Мы продолжали путь и вскоре подъехали к мосту, перекинутому через бурно несшийся поток, в который превратился небольшой, в обычное время тихий и скромный, ручей. Он вздулся от дождей, и вода настолько поднялась, что струи ее уже переливались через низенький бордюр, заменявший перила моста. Несколько машин стояли у моста, не решаясь ехать.
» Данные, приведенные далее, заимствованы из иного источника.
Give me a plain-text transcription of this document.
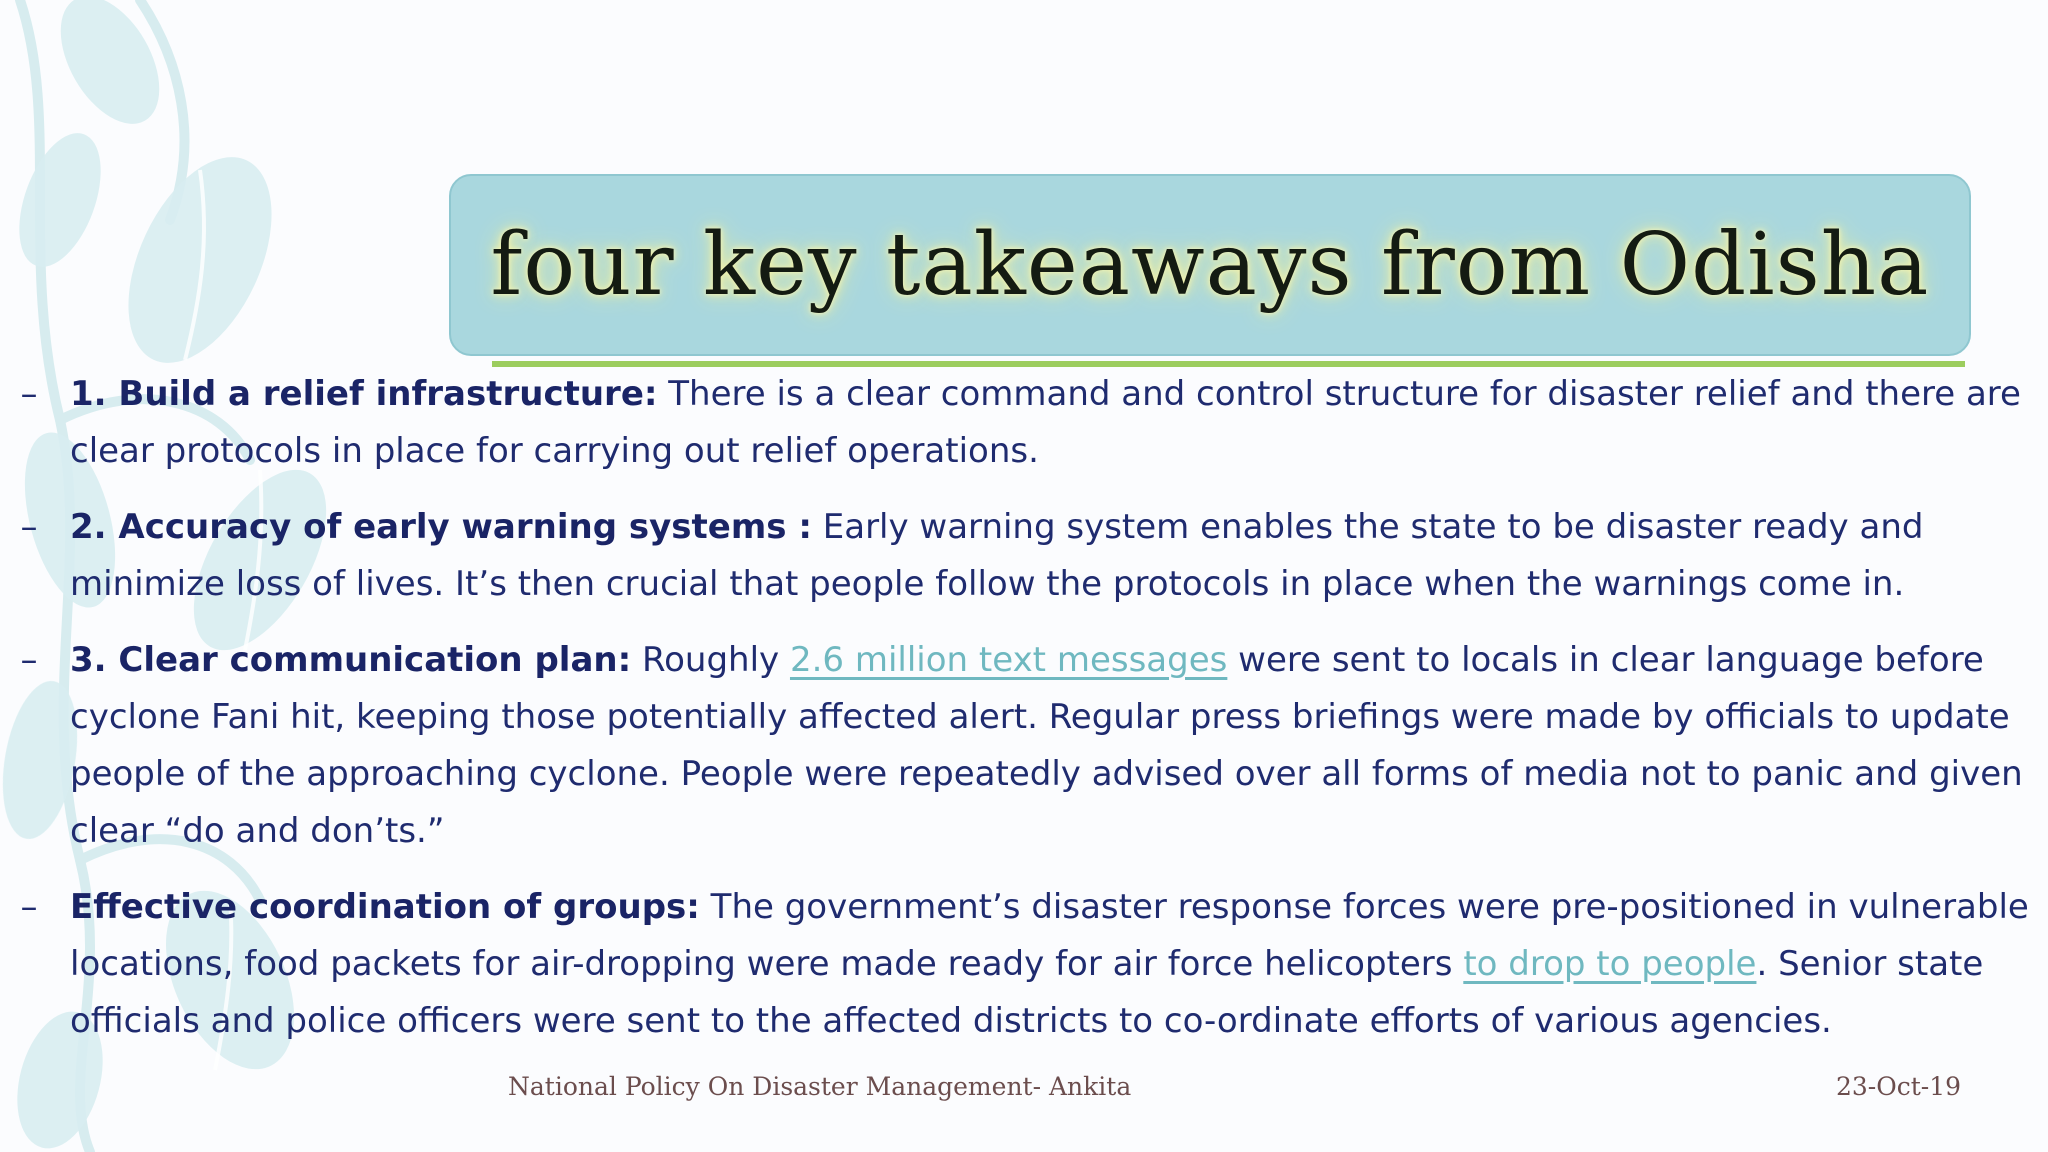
four key takeaways from Odisha
– 1. Build a relief infrastructure: There is a clear command and control structure for disaster relief and there are clear protocols in place for carrying out relief operations.
– 2. Accuracy of early warning systems : Early warning system enables the state to be disaster ready and minimize loss of lives. It’s then crucial that people follow the protocols in place when the warnings come in.
– 3. Clear communication plan: Roughly 2.6 million text messages were sent to locals in clear language before cyclone Fani hit, keeping those potentially affected alert. Regular press briefings were made by officials to update people of the approaching cyclone. People were repeatedly advised over all forms of media not to panic and given clear “do and don’ts.”
– Effective coordination of groups: The government’s disaster response forces were pre-positioned in vulnerable locations, food packets for air-dropping were made ready for air force helicopters to drop to people. Senior state officials and police officers were sent to the affected districts to co-ordinate efforts of various agencies.
National Policy On Disaster Management- Ankita	23-Oct-19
Бабурао остановил машину и вышел. Засучив до колен свои серые коленкоровые панталоны и сбросив ботинки, он пошел на мост и дошел до его половины; вода на мосту достигла чуть выше его щиколотки. Вернувшись к машине, он осмотрел колеса, смерил веревочкой их высоту, прикинул что-то в уме и видимо остался доволен. Окинув снисходительно-пренебрежительным взглядом остановившихся у моста автомобилистов, он обратился к нам: «Они – не могут. Но я – могу, я проеду. Не бойтесь, я знаю, что могу». И, приняв смущенное молчание за знак согласия, он взялся за руль и уверенно направил машину на мост. Мы двигались очень медленно, и, казалось, плыли, а не ехали, – вода с двух сторон обтекала низ машины, как борта корабля. Было немного страшно.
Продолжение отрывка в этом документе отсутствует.